Who is Dr. Brenton Hordacre?
Dr. Brenton Hordacre is a National Health and Medical Research Council Fellow at the University of South Australia. He leads the Plasticity Theme within IIMPACT and is a registered Physiotherapist. His research is focused on understanding and improving stroke recovery.
He has expertise in non-invasive brain stimulation and neuroimaging to help understand and investigate brain function. Dr. Hordacre has published over 40 peer-reviewed scientific papers.

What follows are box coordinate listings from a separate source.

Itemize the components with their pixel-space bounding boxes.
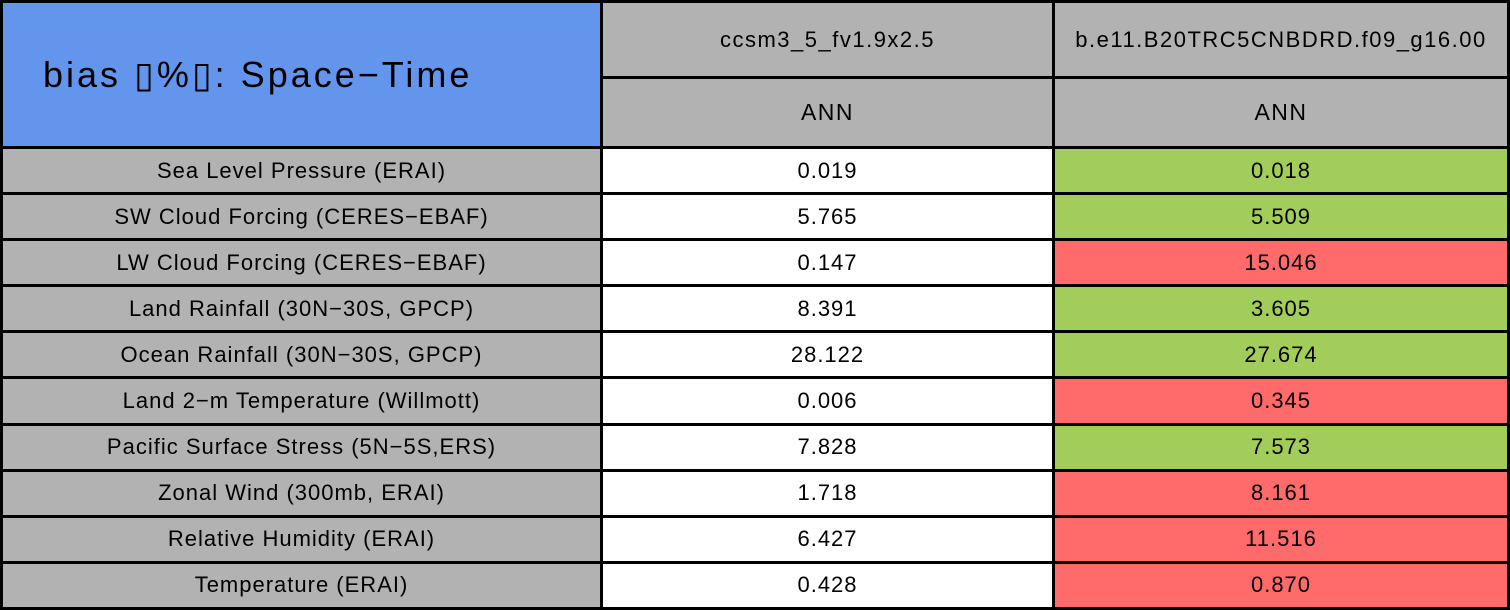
season-header-case2: ANN <box>1055 79 1507 146</box>
value-case1-zonal-wind: 1.718 <box>603 471 1052 515</box>
value-case2-sea-level-pressure: 0.018 <box>1055 149 1507 193</box>
row-label-relative-humidity: Relative Humidity (ERAI) <box>3 517 600 561</box>
value-case2-lw-cloud-forcing: 15.046 <box>1055 241 1507 285</box>
value-case2-land-2m-temperature: 0.345 <box>1055 379 1507 423</box>
value-case1-ocean-rainfall: 28.122 <box>603 333 1052 377</box>
season-header-case1: ANN <box>603 79 1052 146</box>
value-case1-sw-cloud-forcing: 5.765 <box>603 195 1052 239</box>
value-case2-zonal-wind: 8.161 <box>1055 471 1507 515</box>
row-label-lw-cloud-forcing: LW Cloud Forcing (CERES−EBAF) <box>3 241 600 285</box>
row-label-pacific-surface-stress: Pacific Surface Stress (5N−5S,ERS) <box>3 425 600 469</box>
row-label-zonal-wind: Zonal Wind (300mb, ERAI) <box>3 471 600 515</box>
table-title: bias ▯%▯: Space−Time <box>3 3 600 146</box>
value-case2-relative-humidity: 11.516 <box>1055 517 1507 561</box>
value-case1-sea-level-pressure: 0.019 <box>603 149 1052 193</box>
value-case1-relative-humidity: 6.427 <box>603 517 1052 561</box>
column-header-case1: ccsm3_5_fv1.9x2.5 <box>603 3 1052 76</box>
value-case1-land-2m-temperature: 0.006 <box>603 379 1052 423</box>
value-case1-land-rainfall: 8.391 <box>603 287 1052 331</box>
row-label-temperature: Temperature (ERAI) <box>3 563 600 607</box>
value-case2-sw-cloud-forcing: 5.509 <box>1055 195 1507 239</box>
value-case1-lw-cloud-forcing: 0.147 <box>603 241 1052 285</box>
row-label-sea-level-pressure: Sea Level Pressure (ERAI) <box>3 149 600 193</box>
value-case2-pacific-surface-stress: 7.573 <box>1055 425 1507 469</box>
row-label-land-rainfall: Land Rainfall (30N−30S, GPCP) <box>3 287 600 331</box>
value-case2-land-rainfall: 3.605 <box>1055 287 1507 331</box>
value-case1-pacific-surface-stress: 7.828 <box>603 425 1052 469</box>
value-case1-temperature: 0.428 <box>603 563 1052 607</box>
row-label-land-2m-temperature: Land 2−m Temperature (Willmott) <box>3 379 600 423</box>
value-case2-temperature: 0.870 <box>1055 563 1507 607</box>
row-label-sw-cloud-forcing: SW Cloud Forcing (CERES−EBAF) <box>3 195 600 239</box>
value-case2-ocean-rainfall: 27.674 <box>1055 333 1507 377</box>
row-label-ocean-rainfall: Ocean Rainfall (30N−30S, GPCP) <box>3 333 600 377</box>
column-header-case2: b.e11.B20TRC5CNBDRD.f09_g16.00 <box>1055 3 1507 76</box>
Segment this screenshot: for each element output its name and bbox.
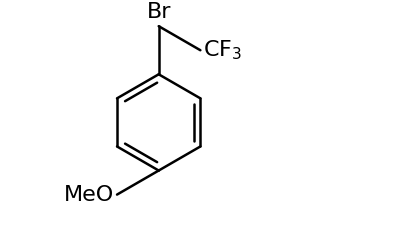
Text: CF$_3$: CF$_3$ (203, 38, 242, 62)
Text: Br: Br (146, 3, 171, 22)
Text: MeO: MeO (64, 185, 114, 205)
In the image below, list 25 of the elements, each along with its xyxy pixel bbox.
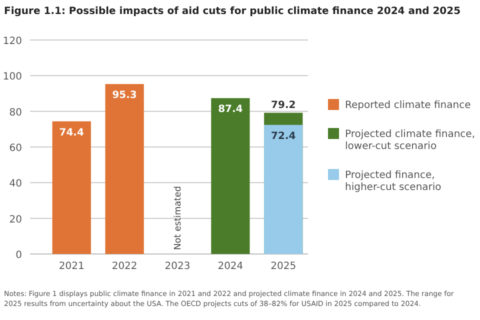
x-tick-label: 2021 — [58, 261, 84, 272]
legend-label: Reported climate finance — [345, 100, 471, 111]
annotation: Not estimated — [174, 186, 184, 250]
y-tick-label: 60 — [9, 143, 22, 154]
legend-label: Projected climate finance, lower-cut scenario — [345, 129, 475, 152]
data-label: 95.3 — [112, 90, 137, 102]
y-tick-label: 0 — [16, 250, 22, 261]
y-tick-label: 40 — [9, 178, 22, 190]
data-label: 87.4 — [218, 104, 243, 116]
y-tick-label: 120 — [2, 36, 22, 47]
bar — [105, 84, 144, 254]
x-tick-label: 2023 — [164, 261, 190, 272]
bar — [211, 98, 250, 254]
data-label: 72.4 — [271, 130, 296, 142]
x-tick-label: 2024 — [218, 261, 244, 272]
data-label: 74.4 — [59, 127, 84, 138]
chart-title: Figure 1.1: Possible impacts of aid cuts for public climate finance 2024 and 2025 — [4, 6, 461, 17]
bar — [52, 121, 91, 254]
legend-label: Projected finance, higher-cut scenario — [345, 170, 442, 193]
x-tick-label: 2022 — [112, 261, 138, 272]
data-label: 79.2 — [271, 100, 296, 111]
y-tick-label: 80 — [9, 107, 22, 118]
y-tick-label: 100 — [2, 72, 22, 83]
y-tick-label: 20 — [9, 214, 22, 226]
x-tick-label: 2025 — [270, 261, 296, 272]
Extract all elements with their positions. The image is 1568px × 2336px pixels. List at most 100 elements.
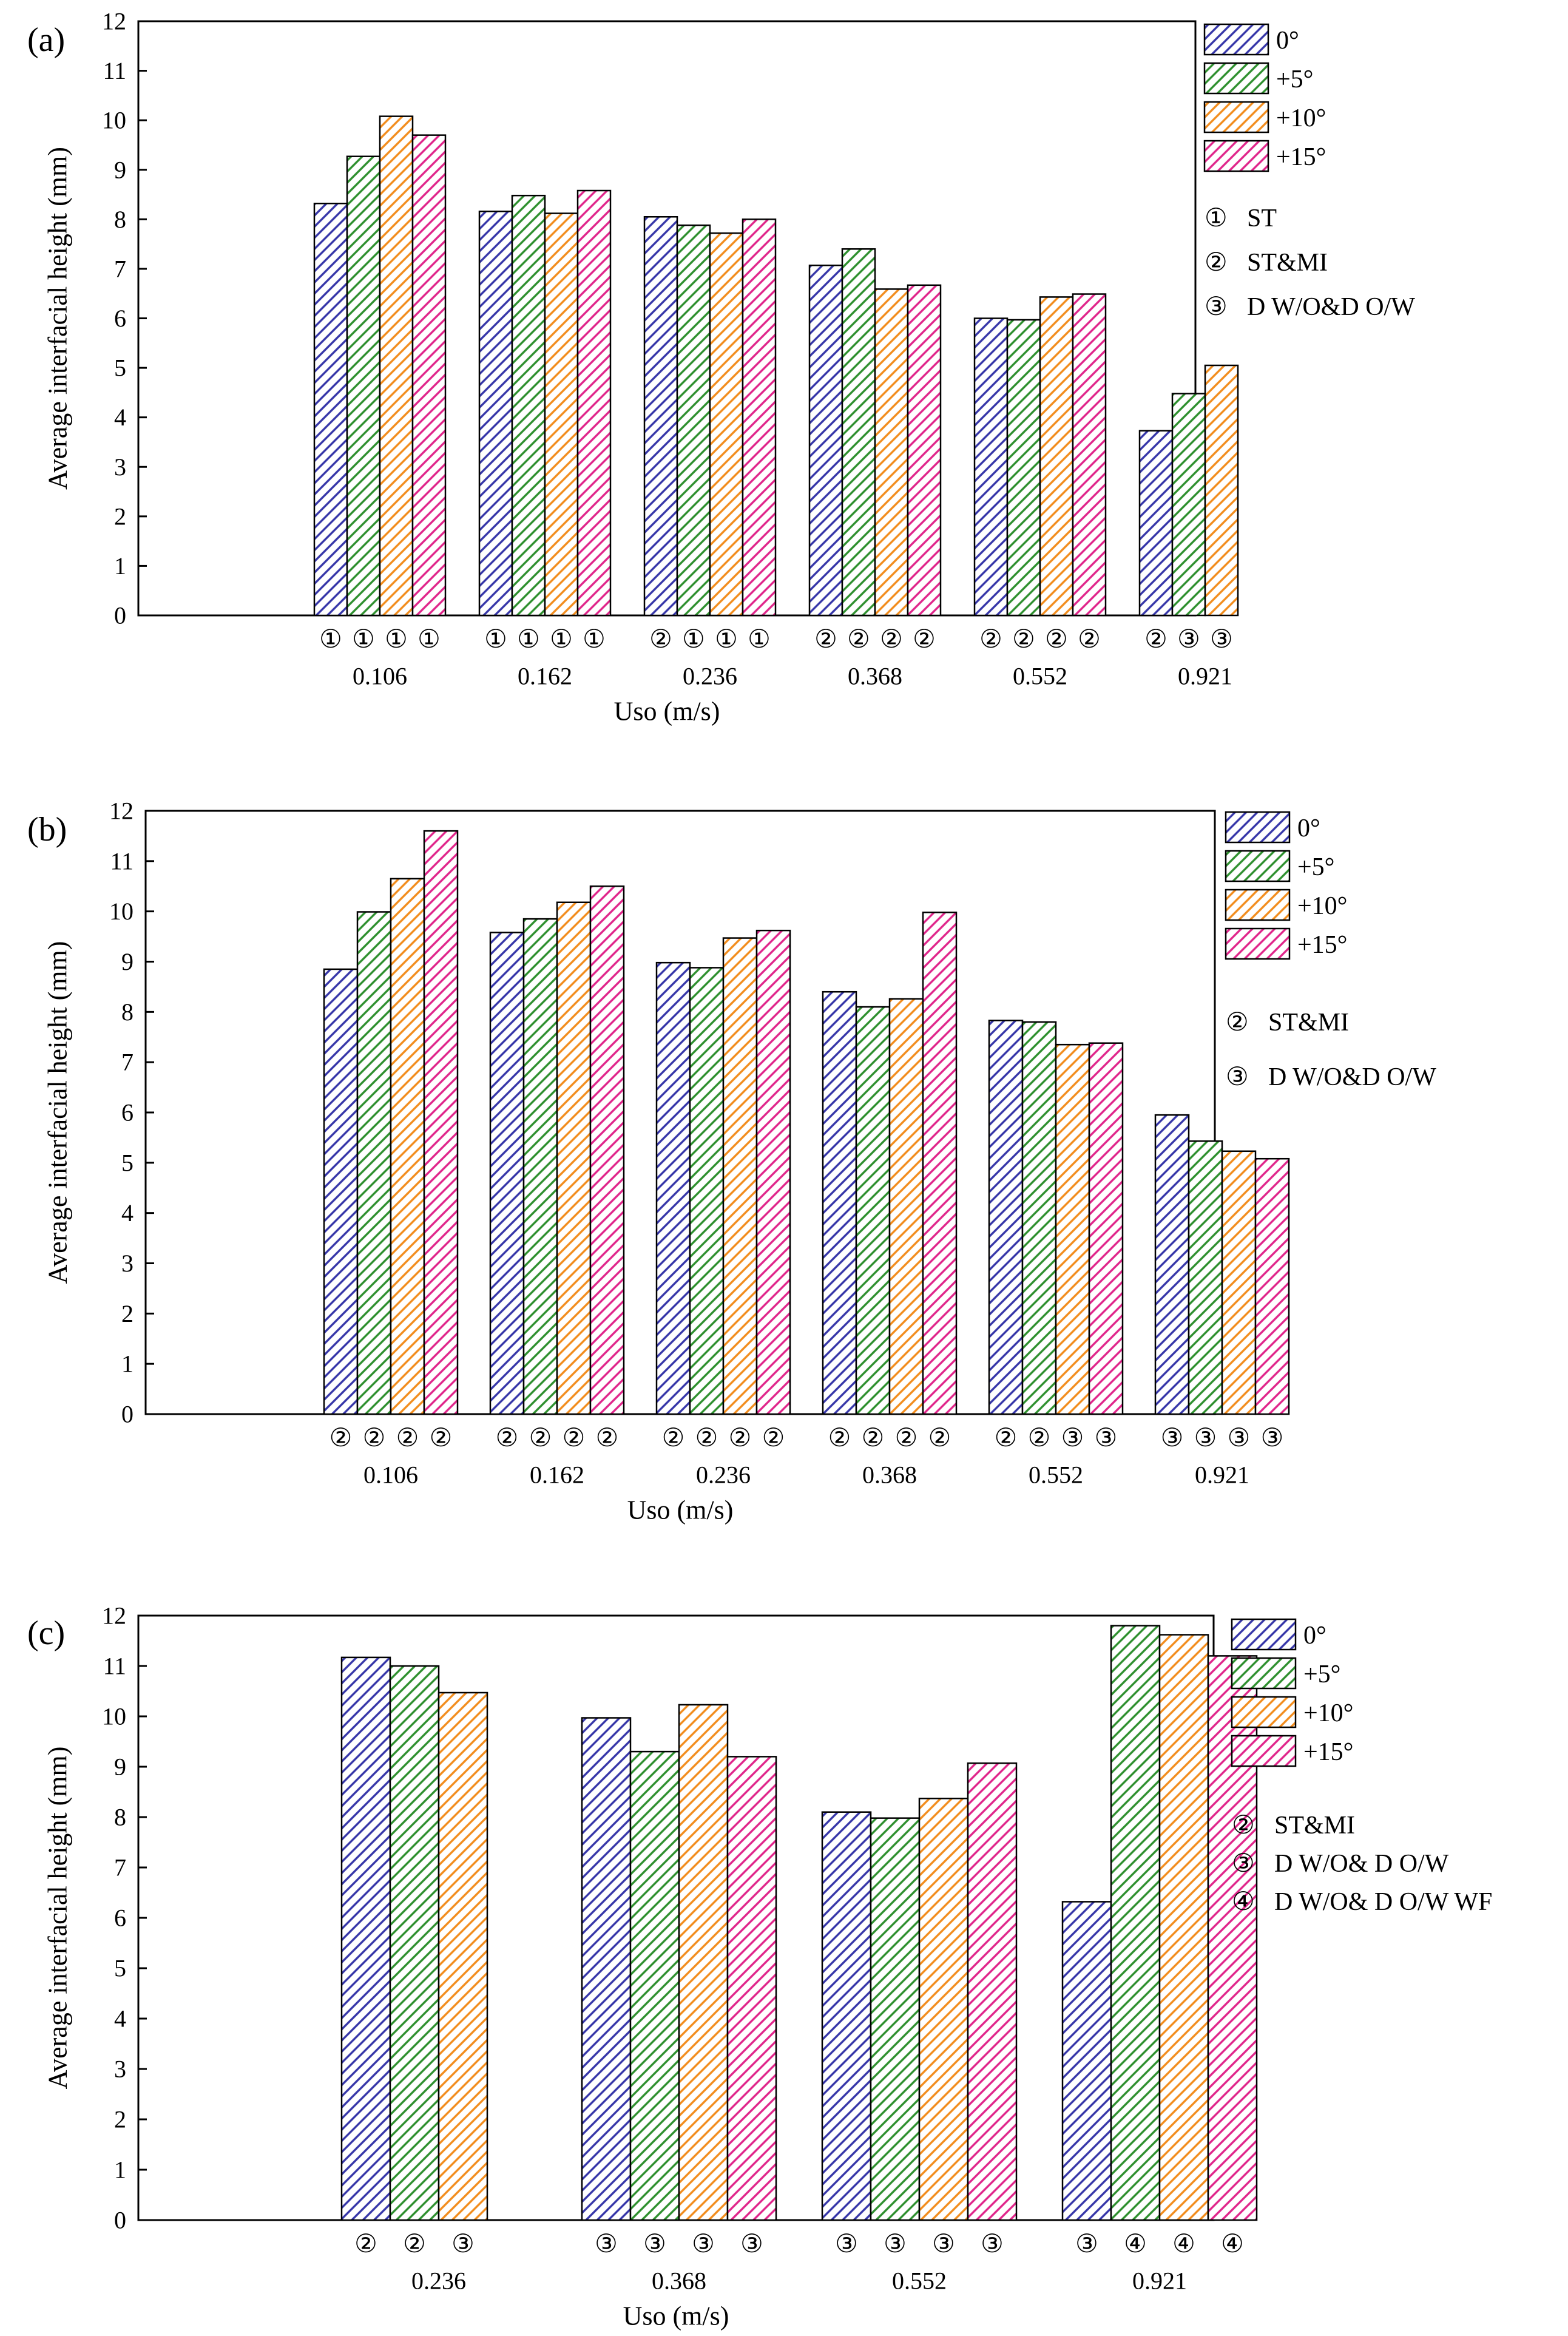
x-tick-label: 0.368 (848, 663, 902, 690)
x-tick-label: 0.552 (1029, 1461, 1083, 1489)
legend-label: +5° (1276, 66, 1313, 93)
bar-0-0.921 (1138, 430, 1174, 617)
regime-marker: ② (913, 626, 936, 654)
regime-legend-symbol: ② (1232, 1812, 1255, 1840)
y-tick-label: 7 (114, 1854, 126, 1881)
bar-+5-0.162 (511, 194, 546, 617)
legend-swatch (1231, 1618, 1297, 1651)
y-tick-label: 9 (114, 156, 126, 183)
y-tick-label: 0 (114, 602, 126, 629)
x-tick-label: 0.921 (1195, 1461, 1249, 1489)
regime-marker: ③ (932, 2230, 955, 2258)
bar-0-0.552 (821, 1811, 872, 2221)
x-tick-label: 0.552 (892, 2267, 947, 2295)
bar-+5-0.368 (629, 1750, 680, 2221)
regime-marker: ② (880, 626, 903, 654)
x-tick-label: 0.106 (353, 663, 407, 690)
bar-+10-0.368 (888, 998, 924, 1415)
bar-+10-0.921 (1221, 1150, 1257, 1415)
x-tick-label: 0.368 (862, 1461, 917, 1489)
y-axis-label: Average interfacial height (mm) (43, 147, 73, 490)
y-tick-label: 12 (109, 797, 133, 825)
y-tick-label: 4 (121, 1199, 133, 1227)
regime-marker: ③ (595, 2230, 618, 2258)
bar-+15-0.106 (411, 134, 447, 617)
bar-+15-0.368 (922, 912, 958, 1415)
regime-legend-label: D W/O&D O/W (1247, 293, 1415, 321)
regime-marker: ③ (981, 2230, 1004, 2258)
regime-marker: ④ (1124, 2230, 1147, 2258)
bar-+5-0.552 (870, 1817, 921, 2221)
legend-swatch (1225, 927, 1291, 960)
regime-legend-label: D W/O&D O/W (1268, 1063, 1436, 1091)
regime-marker: ③ (1161, 1424, 1184, 1452)
regime-marker: ① (583, 626, 606, 654)
legend-swatch (1203, 140, 1269, 172)
regime-marker: ② (1144, 626, 1168, 654)
bar-0-0.921 (1061, 1901, 1112, 2221)
legend-label: +15° (1297, 931, 1347, 959)
legend-label: 0° (1303, 1622, 1326, 1650)
bar-+15-0.106 (423, 830, 459, 1415)
bar-+15-0.236 (742, 218, 777, 617)
regime-marker: ① (517, 626, 540, 654)
regime-marker: ② (396, 1424, 419, 1452)
regime-marker: ② (1012, 626, 1035, 654)
regime-marker: ③ (884, 2230, 907, 2258)
legend-swatch (1225, 889, 1291, 921)
bar-+5-0.552 (1021, 1021, 1057, 1415)
y-tick-label: 12 (102, 1602, 126, 1630)
bar-0-0.236 (655, 961, 691, 1415)
regime-marker: ② (695, 1424, 718, 1452)
y-tick-label: 7 (121, 1049, 133, 1076)
regime-marker: ② (363, 1424, 386, 1452)
regime-marker: ① (748, 626, 771, 654)
bar-+15-0.236 (755, 929, 791, 1415)
y-tick-label: 6 (121, 1099, 133, 1126)
x-axis-label: Uso (m/s) (623, 2301, 729, 2331)
x-tick-label: 0.921 (1178, 663, 1232, 690)
y-tick-label: 9 (121, 948, 133, 975)
legend-label: +15° (1276, 143, 1326, 171)
regime-marker: ② (979, 626, 1002, 654)
bar-+5-0.236 (676, 224, 711, 617)
bar-+5-0.921 (1110, 1625, 1161, 2221)
regime-legend-symbol: ① (1205, 205, 1228, 232)
regime-legend-symbol: ② (1205, 249, 1228, 277)
bar-+10-0.162 (556, 901, 592, 1415)
x-tick-label: 0.552 (1013, 663, 1067, 690)
bar-0-0.368 (581, 1717, 632, 2221)
y-tick-label: 12 (102, 8, 126, 35)
x-tick-label: 0.106 (363, 1461, 418, 1489)
legend-swatch (1225, 850, 1291, 882)
bar-+10-0.236 (438, 1691, 488, 2221)
regime-legend-symbol: ③ (1205, 293, 1228, 321)
bar-+15-0.162 (589, 885, 625, 1415)
y-tick-label: 10 (102, 107, 126, 134)
regime-marker: ③ (1228, 1424, 1251, 1452)
bar-+15-0.552 (1072, 293, 1107, 617)
bar-+10-0.106 (390, 878, 425, 1415)
legend-swatch (1203, 101, 1269, 134)
y-tick-label: 1 (114, 2156, 126, 2184)
bar-+5-0.921 (1188, 1140, 1223, 1415)
x-tick-label: 0.236 (683, 663, 737, 690)
regime-legend-symbol: ② (1226, 1009, 1249, 1037)
x-axis-label: Uso (m/s) (627, 1495, 734, 1525)
regime-marker: ③ (740, 2230, 763, 2258)
regime-marker: ③ (1095, 1424, 1118, 1452)
x-tick-label: 0.368 (652, 2267, 706, 2295)
regime-marker: ② (1045, 626, 1068, 654)
y-tick-label: 10 (102, 1703, 126, 1730)
bar-+15-0.368 (907, 284, 942, 617)
regime-marker: ③ (1194, 1424, 1217, 1452)
bar-+10-0.552 (1039, 296, 1074, 617)
regime-legend-label: D W/O& D O/W WF (1274, 1888, 1492, 1916)
regime-marker: ② (862, 1424, 885, 1452)
bar-+5-0.921 (1171, 393, 1206, 617)
y-tick-label: 5 (114, 354, 126, 382)
bar-+10-0.552 (918, 1798, 969, 2221)
bar-+5-0.368 (855, 1006, 891, 1415)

by Sophia X. Sui, Michael C. Ridding, and Brenton Hordacre
1 Epi-Centre for Healthy Ageing, IMPACT Institute, School of Medicine, Deakin University
2 Innovation, Implementation and Clinical Translation (IIMPACT) in Health, Allied Health and Human Performance, University of South Australia, Adelaide SA 5001, Australia
Obesity is characterised by excessive body fat and is associated with several detrimental health conditions, including cardiovascular disease and diabetes. There is some evidence that people who are obese have structural and functional brain alterations and cognitive deficits. It may be that these neurophysiological and behavioural consequences are underpinned by altered plasticity. This study investigated the relationship between obesity and plasticity of the motor cortex in people who were considered obese (n = 14, nine males, aged 35.4 ± 14.3 years) or healthy weight (n = 16, seven males, aged 26.3 ± 8.5 years). A brain stimulation protocol known as continuous theta burst transcranial magnetic stimulation was applied to the motor cortex to induce a brief suppression of cortical excitability. The suppression of cortical excitability was quantified using single-pulse transcranial magnetic stimulation to record and measure the amplitude of the motor evoked potential in a peripheral hand muscle. Therefore, the magnitude of suppression of the motor evoked potential by continuous theta burst stimulation was used as a measure of the capacity for plasticity of the motor cortex. Our results demonstrate that the healthy-weight group had a significant suppression of cortical excitability following continuous theta burst stimulation (cTBS), but there was no change in excitability for the obese group. Comparing the response to cTBS between groups demonstrated that there was an impaired plasticity response for the obese group when compared to the healthy-weight group. This might suggest that the capacity for plasticity is reduced in people who are obese. Given the importance of plasticity for human behaviour, our results add further emphasis to the potentially detrimental health effects of obesity.